PHILIPSBURG, Sint Maarten — The Court of First Instance of St. Maarten has ordered the immediate lifting of conservatory attachments placed by Flow on the bank accounts of telecommunications provider Telem, ruling that the financial impact on Telem was too severe to justify maintaining the seizures while the dispute remains unresolved.
The decision, issued on June 24, 2026, means that Flow’s attachments on accounts held at The Windward Islands Bank, RBC Royal Bank, and Republic Bank (St. Maarten) must be removed immediately.
Dispute over alleged debt
The case stems from a long-running financial dispute between Flow and Telem over interconnection and infrastructure services provided through their telecommunications operations in Sint Maarten and Curaçao.
Flow claims that, following settlement discussions in 2023 and 2024, Telem still owes approximately NAf 1.24 million under a broader settlement arrangement. The company therefore obtained conservatory attachments on all of Telem’s bank accounts.
Telem disputed the claim and asked the court to lift the seizures, arguing that it was entitled to offset the alleged debt against later-issued credit notes from Flow, which it says significantly reduce or eliminate any outstanding balance.
Court: claim is plausible, but not proven
The court found that Flow had presented sufficient preliminary evidence to support its claim that Telem owes the amount. This is known in legal terms as a prima facie case, meaning the claim appears credible at first sight but has not yet been definitively proven.
However, the judge emphasized that this assessment is not a final ruling on the merits of the dispute. The underlying question—whether Telem actually owes the money or is entitled to set it off against counterclaims—must be decided in a full trial.
In its assessment, the court noted that although Telem never formally signed the final settlement agreement dated January 26, 2024, its conduct strongly indicated acceptance of its terms.
Telem made several payments in late 2023 and 2024 that referred to the settlement arrangement, and earlier correspondence also reflected acknowledgment of outstanding balances calculated under the same framework. On that basis, the court considered the existence of a binding settlement and the remaining debt to be sufficiently plausible for the purposes of the interim proceedings.
Credit notes remain disputed
A key point of contention concerns credit notes issued in November 2023, which Telem says created a substantial counterclaim against Flow. Telem argued that these credits should be set off against any outstanding amounts, effectively cancelling the alleged debt. Flow, however, maintained that the credit entries were accounting adjustments linked to settlement processing rather than genuine reductions of debt.
The court noted that the credit notes included unusually large adjustments without clear reference to the settlement agreement, and that Flow could not fully explain why they were issued before the final settlement was signed in January 2024.

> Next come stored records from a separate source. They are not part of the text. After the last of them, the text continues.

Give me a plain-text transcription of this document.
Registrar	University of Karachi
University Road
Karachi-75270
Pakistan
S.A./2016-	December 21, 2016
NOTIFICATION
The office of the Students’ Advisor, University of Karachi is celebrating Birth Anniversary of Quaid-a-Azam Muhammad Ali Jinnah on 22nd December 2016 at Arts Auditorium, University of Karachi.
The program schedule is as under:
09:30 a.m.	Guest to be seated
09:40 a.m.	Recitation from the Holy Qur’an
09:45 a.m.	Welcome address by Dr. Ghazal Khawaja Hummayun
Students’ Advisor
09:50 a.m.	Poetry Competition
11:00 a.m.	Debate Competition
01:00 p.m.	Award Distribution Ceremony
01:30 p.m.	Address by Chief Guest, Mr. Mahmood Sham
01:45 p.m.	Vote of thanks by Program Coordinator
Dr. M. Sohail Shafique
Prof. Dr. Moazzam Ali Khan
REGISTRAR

Because both interpretations were possible, the court held that this issue must be resolved in a substantive trial.
Bank seizures deemed too severe
Despite finding Flow’s claim sufficiently plausible at this stage, the court ruled that maintaining the attachments was disproportionate. All bank accounts of the three Telem entities were frozen, leaving the companies able to operate only on funds deposited after the attachments were imposed.
The court concluded that this had effectively placed Telem in a financially constrained position, preventing normal business operations such as paying staff and suppliers. Given the seriousness of that impact, and the ongoing nature of the dispute since 2024, the court found that Telem’s interest in lifting the attachments outweighed Flow’s interest in maintaining them.
The court stressed that the lifting of the attachments does not end the dispute. Flow remains free to initiate a full civil case to pursue its claim, while Telem will be able to present its defence and set-off arguments in detail.
A hearing in the main proceedings has been provisionally scheduled for September 30, 2026.
Telem indicated that updated financial statements for 2023 through 2025 could be available within weeks, potentially forming the basis for renewed settlement discussions between the parties.
Flow was ordered to pay Telem’s legal costs, set at NAf 2,748.50, plus additional post-judgment costs and statutory interest if payment is delayed.
The ruling is immediately enforceable, meaning the bank attachments must be lifted without waiting for any further proceedings.
Why try to sell Telem piece by piece ?
Reliable information reaching our news desk indicates that last month, Telem Management made a private presentation to the Council Of Ministers (COM) of Sint Maarten in which it suggested selling Sint Maarten’s only telephone company, Telem, to Flow, a privately owned company. The COM rejected the proposal.
It is also notable that Telem Management recently received approval to sell the old cable TV building that at that time was owned by Telem to a private entity. It appears that Telem’s management is attempting to sell off the company piece by piece.